Марта принесла чай. Она быстро наловчилась готовить его ничуть не хуже местных, в чем Камаль уже имел возможность убедиться, но при этом, в отличие от них, она не делала вид, что тут требуется особое дарование. Ее чай был, пожалуй, получше, чем у большинства алжирцев, а ведь у нее не было никаких секретов, просто веточки мяты она не бросалапрямо в чай, а предварительно размельчала, и это придавало напитку редкостный вкус. Узнав об этом, Камаль никогда не упускал случая похвалить ее чай; ему нравилась сама мысль, что единственным даром, единственным секретным оружием, помогающим во всем, является ум.

Мужчины держали в руках горячие стаканы и не обжигались — они уже имели навык и

знали, что держать надо сразу за дно и за край. Марта же решила подождать, пока чай немного остынет. В беседу Марта не вступала, но ко всему внимательно прислушивалась.

— Мы предполагали такую реакцию. Я имею в виду, со стороны властей. Ну что ж! Когда это случится, мы примем меры. Зачем беспокоиться заранее. Но, хотя вы и насмехаетесь над нашим движением, все же хочу надеяться, не вы окажетесь застрельщиком расправы над нами.

— Вы как будто не понимаете, что не должно быть никакого движения! — воскликнул Камаль.

— Никакого?

— Никакого! Иначе куда нас это заведет!

— Простите, если я в какой-то степени намеренно сгустил краски и впутал вас в это дело, предположив, что вы можете стать застрельщиком расправы. Все же любопытно, как бы вы поступили на нашем месте, то есть не обладай вы той властью, какой обладаете теперь. И что бы тогда предприняла ваша партия. Ответьте, сделайте одолжение.

— Ловушку мне расставляете? Я бы даже сказал, вы хотите навязать мне определенную линию поведения, и не только мне — всей партии. Ну так вот: мне сие неведомо. Во всяком случае, не моими руками…

— Допустим, не вашими. Но какого вы сами мнения о нашей деятельности?

На этот раз Камаль почувствовал себя задетым за живое. Он сдержанно рассмеялся, как бы извиняясь за то, что и «сие ему неведомо».

— У меня смутное представление об этой деятельности, поэтому я не полагаю возможным судить о ней. А о людях, всех считающих своими братьями, я только что сказал.

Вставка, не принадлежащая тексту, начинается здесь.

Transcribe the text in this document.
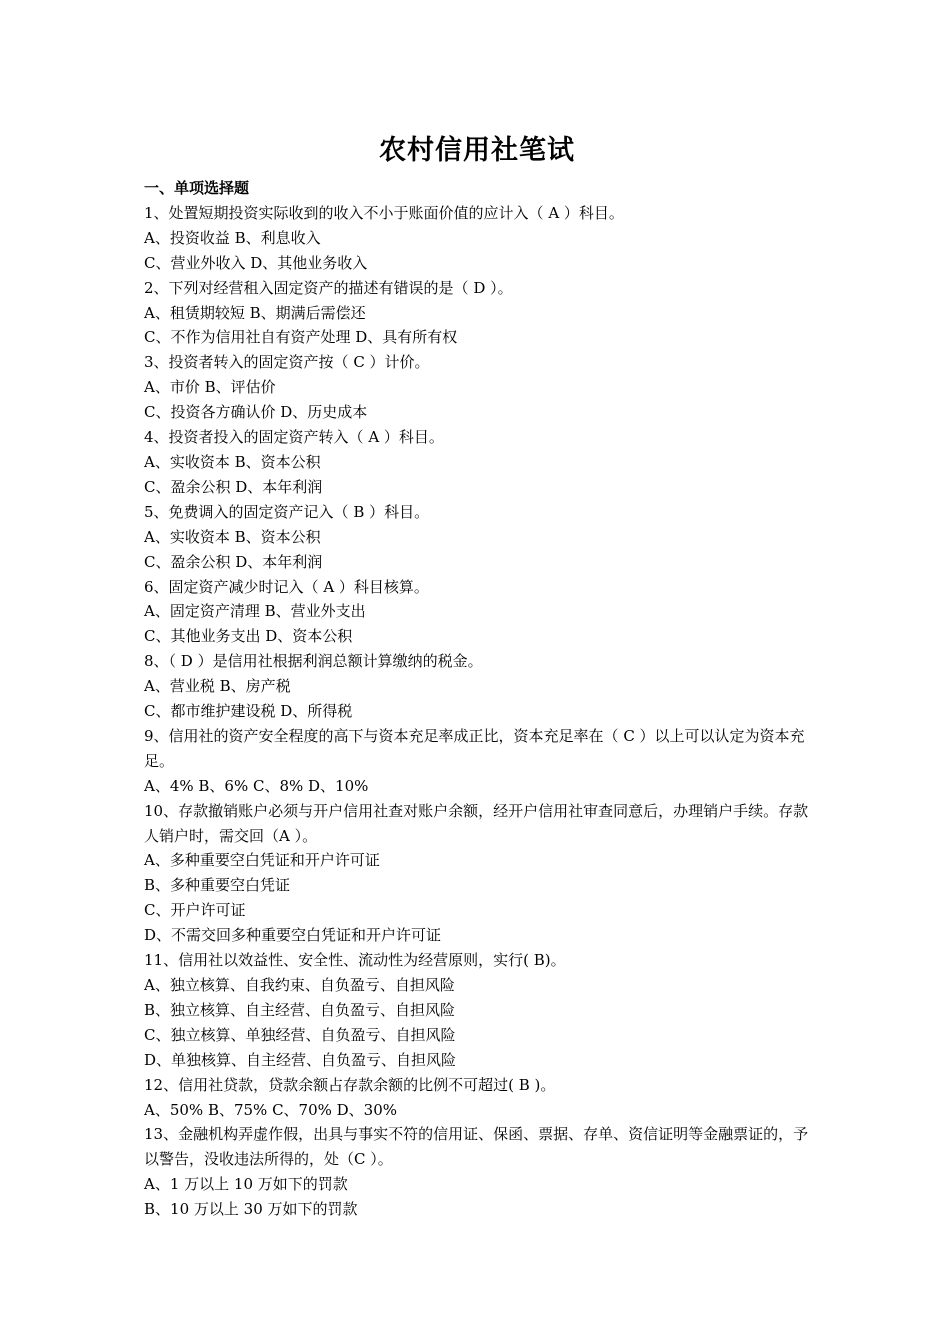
农村信用社笔试

一、单项选择题

1、处置短期投资实际收到的收入不小于账面价值的应计入（ A ）科目。

A、投资收益 B、利息收入

C、营业外收入 D、其他业务收入

2、下列对经营租入固定资产的描述有错误的是（ D ）。

A、租赁期较短 B、期满后需偿还

C、不作为信用社自有资产处理 D、具有所有权

3、投资者转入的固定资产按（ C ）计价。

A、市价 B、评估价

C、投资各方确认价 D、历史成本

4、投资者投入的固定资产转入（ A ）科目。

A、实收资本 B、资本公积

C、盈余公积 D、本年利润

5、免费调入的固定资产记入（ B ）科目。

A、实收资本 B、资本公积

C、盈余公积 D、本年利润

6、固定资产减少时记入（ A ）科目核算。

A、固定资产清理 B、营业外支出

C、其他业务支出 D、资本公积

8、（ D ）是信用社根据利润总额计算缴纳的税金。

A、营业税 B、房产税

C、都市维护建设税 D、所得税

9、信用社的资产安全程度的高下与资本充足率成正比，资本充足率在（ C ）以上可以认定为资本充足。

A、4% B、6% C、8% D、10%

10、存款撤销账户必须与开户信用社查对账户余额，经开户信用社审查同意后，办理销户手续。存款人销户时，需交回（A ）。

A、多种重要空白凭证和开户许可证

B、多种重要空白凭证

C、开户许可证

D、不需交回多种重要空白凭证和开户许可证

11、信用社以效益性、安全性、流动性为经营原则，实行( B)。

A、独立核算、自我约束、自负盈亏、自担风险

B、独立核算、自主经营、自负盈亏、自担风险

C、独立核算、单独经营、自负盈亏、自担风险

D、单独核算、自主经营、自负盈亏、自担风险

12、信用社贷款，贷款余额占存款余额的比例不可超过( B )。

A、50% B、75% C、70% D、30%

13、金融机构弄虚作假，出具与事实不符的信用证、保函、票据、存单、资信证明等金融票证的，予以警告，没收违法所得的，处（C ）。

A、1 万以上 10 万如下的罚款

B、10 万以上 30 万如下的罚款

Он снова разразился смехом, тут же, однако, поспешив добавить:

— Я говорил вообще.

И вдруг он ясно осознал: «Мы так устроены, нам никогда ни в чем не признаться. Одна стена делит нас пополам, отгораживает внутреннее от внешнего. Наши ошибки, истины, наши фальшивые тайны, подлинные тени — все скроет завеса. Двойственность присуща самой нашей сути. Чтобы ее искоренить, нас надо разобрать и собрать заново. Стена да завеса. Завеса да стена. Так и останемся за семью печатями».

— В любом случае вы судите о наших святых несправедливо, даже если говорите вообще, — возразил Хаким Маджар. — Вы смотрите на них глазами нетерпимого рационалиста, в которого каждый из нас превращается после того, как впитает западный образ мыслей. И тогда он безжалостно отсекает и отбрасывает все, что не укладывается в признанные рамки, не подпадает под строго определенные правила. Но не всегда за прекрасной ясностью мы различаем бесконечную пустоту ночи, населению призраками, которая породила нас и не перестает в нас отражаться.

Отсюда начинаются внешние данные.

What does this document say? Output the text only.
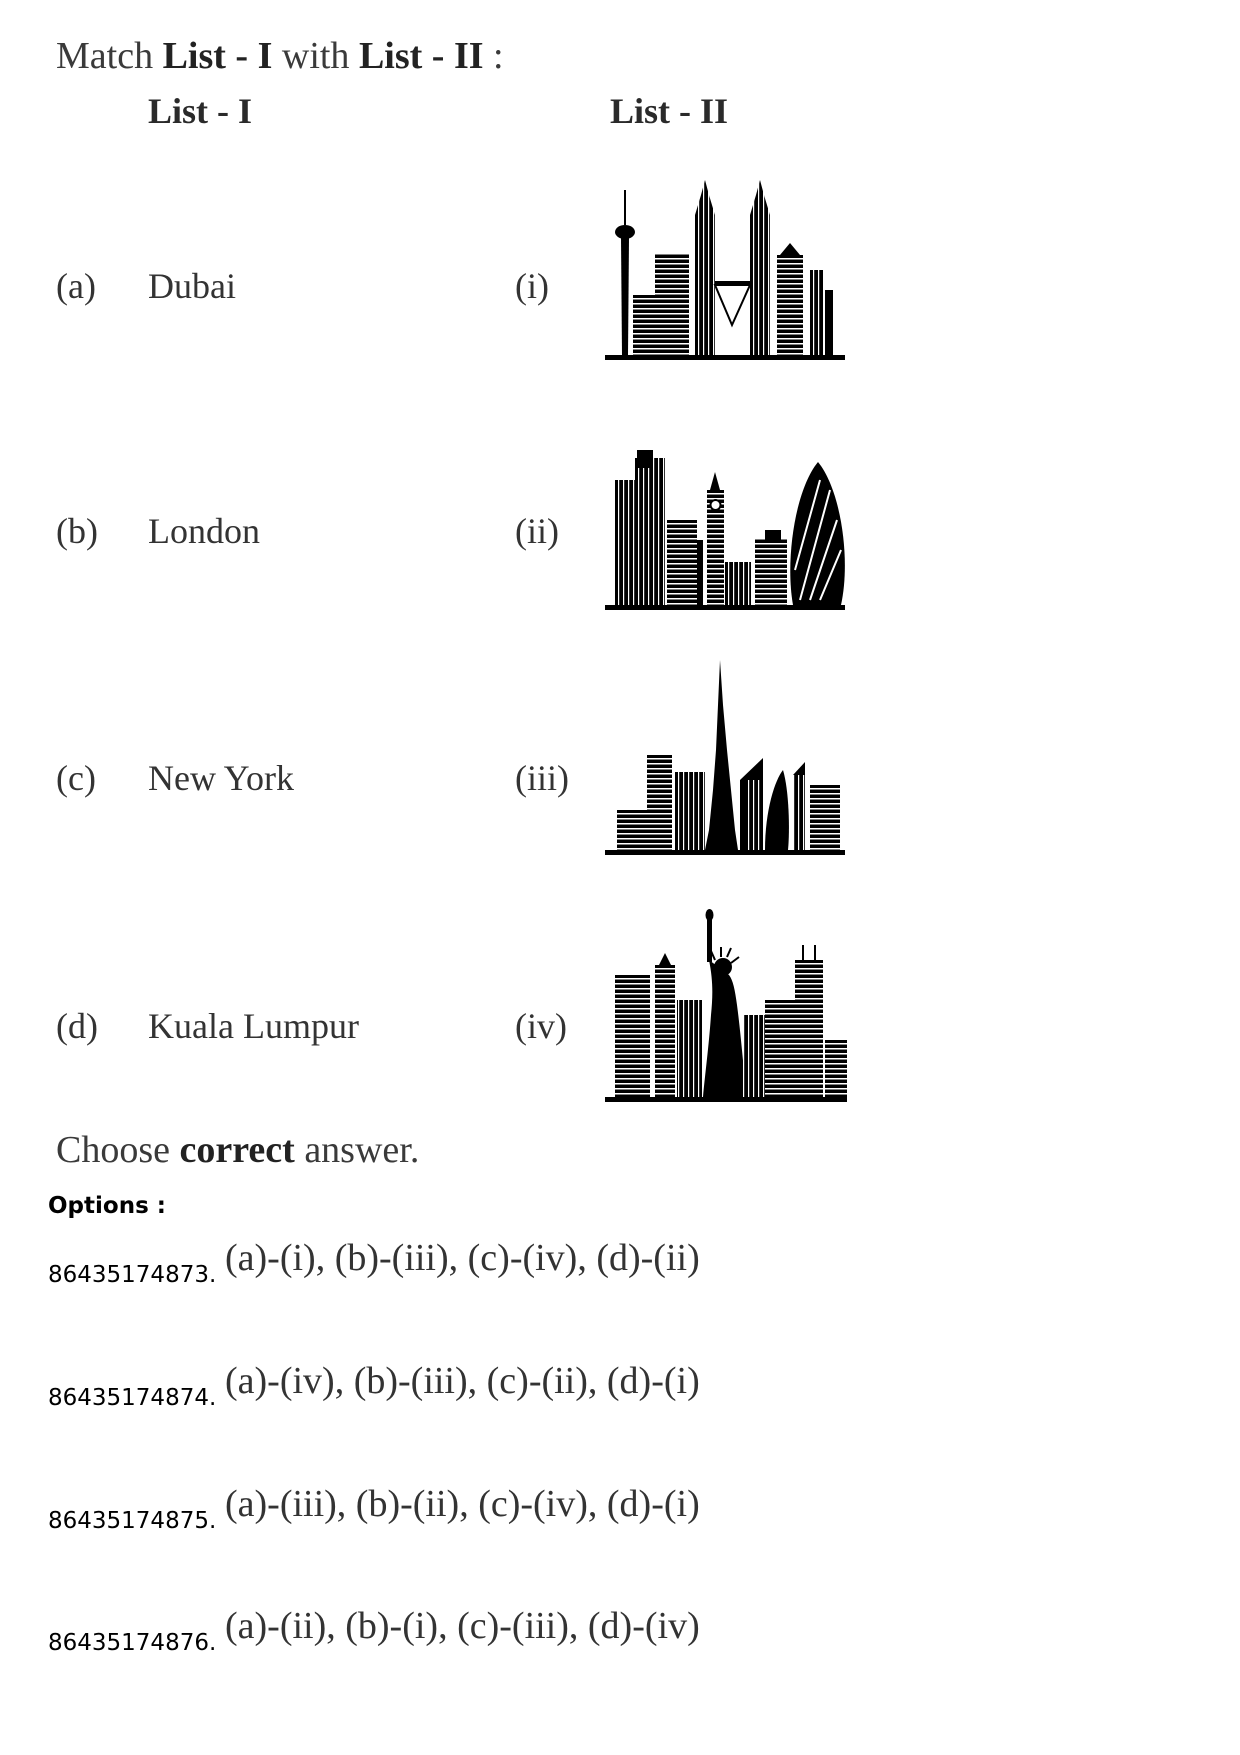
Match List - I with List - II :
List - I	List - II
(a) Dubai	(i)
(b) London	(ii)
(c) New York	(iii)
(d) Kuala Lumpur	(iv)
Choose correct answer.
Options :
86435174873. (a)-(i), (b)-(iii), (c)-(iv), (d)-(ii)
86435174874. (a)-(iv), (b)-(iii), (c)-(ii), (d)-(i)
86435174875. (a)-(iii), (b)-(ii), (c)-(iv), (d)-(i)
86435174876. (a)-(ii), (b)-(i), (c)-(iii), (d)-(iv)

«Если бы только это, — продолжал рассуждать Камаль. — Беда в другом, совсем в другом — в проклятье, которое над нами тяготеет и заставляет говорить одно, а думать другое; и все потому, что две половинки в нас никогда не соединятся, никогда не придут к согласию, не найдут общего языка».

— Позвольте?

Но Маджар уже опередил его:

— Вы как на врагов смотрите на этих славных людей, которые достались нам в наследство от прошлого, но что в итоге вы ставите им в упрек? Что, когда они умерли, их святостью распорядились столь жалким образом? Но ваши доводы не выдерживают критики. При чем тут сами святые? Упрекайте лучше наш народ в отсталости, тупости, суеверности, а не святых — в том, что они якобы совратили его душу. Если вести речь лишь о тех, чья жизнь нам хорошо известна, они, наоборот, пробуждали народ, пробуждали в полном смысле этого слова, И они остаются, что бы там ни говорили, его покровителями. Нет, инстинкт простых людей не подводит их, когда по справедливости они называют святых своими покровителями.

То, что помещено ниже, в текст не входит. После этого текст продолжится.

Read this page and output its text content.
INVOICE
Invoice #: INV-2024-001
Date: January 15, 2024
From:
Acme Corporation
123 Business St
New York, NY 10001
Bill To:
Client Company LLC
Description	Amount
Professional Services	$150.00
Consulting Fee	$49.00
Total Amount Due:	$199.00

— И к чему привело их покровительство?

— Ни к чему хорошему, согласен, но только с одной стороны. Именно с одной. И не нам их упрекать. А теперь вообразите себе, что святой ходит среди нас сегодня, и — предположим несуразную вещь — мы это знаем, всех нас уведомили о таком неслыханном чуде. И что будет? Даже если каждый в глубине души будет совершенно убежден, что все так и есть, голову даю на отсечение — мы не преминем решить, что это «не всерьез», и никто не успокоится, пока не выкажет себя в выгодном свете, поделившись со всеми своими сомнениями и вдосталь позубоскалив. Потому что, позвольте полюбопытствовать, что это за профессия такая — святой? Мы не дети, чтобы играть в такие игры, мы люди респектабельные, приличные. «Святой, говорите? Ну и что с того?» А ничего. — Маджар, прихлебывая, отпил чай из стакана, — Ничего, если считать, будто многие из них при жизни лишь забавляли народ, были шутами гороховыми. Понимаете, куда я клоню? Шутами гороховыми! На нашу беду, к иной жизни нас всегда будят именно такие люди. Они лишают нас покоя, этим и опасны, друг мой. Опасны! Впрочем, кроме нескольких простаков, люди в прежние времена относились к ним так же, как и мы сегодня, то есть в соответствии со здравым смыслом. Ничего не изменилось. Но как может не поражать мысль, что в лице святого — или зовите его как хотите, если слово «святой» вас смущает, — народ, человечество перерастает самого себя? И это самое главное. И какая разница, последует ли кто его примеру, обратит ли он кого в свою веру. Мы хорошо знаем, что подражать ему невозможно. Но если у нас появится смутное, безотчетное, но такое прекрасное чувство, что вопреки нашей уверенности мы не сводимся целиком к тому обитающему в нас господинчику, в которого, к несчастью, в конце концов почти всегда превращаемся, мы получаем награду, на которую и не надеялись.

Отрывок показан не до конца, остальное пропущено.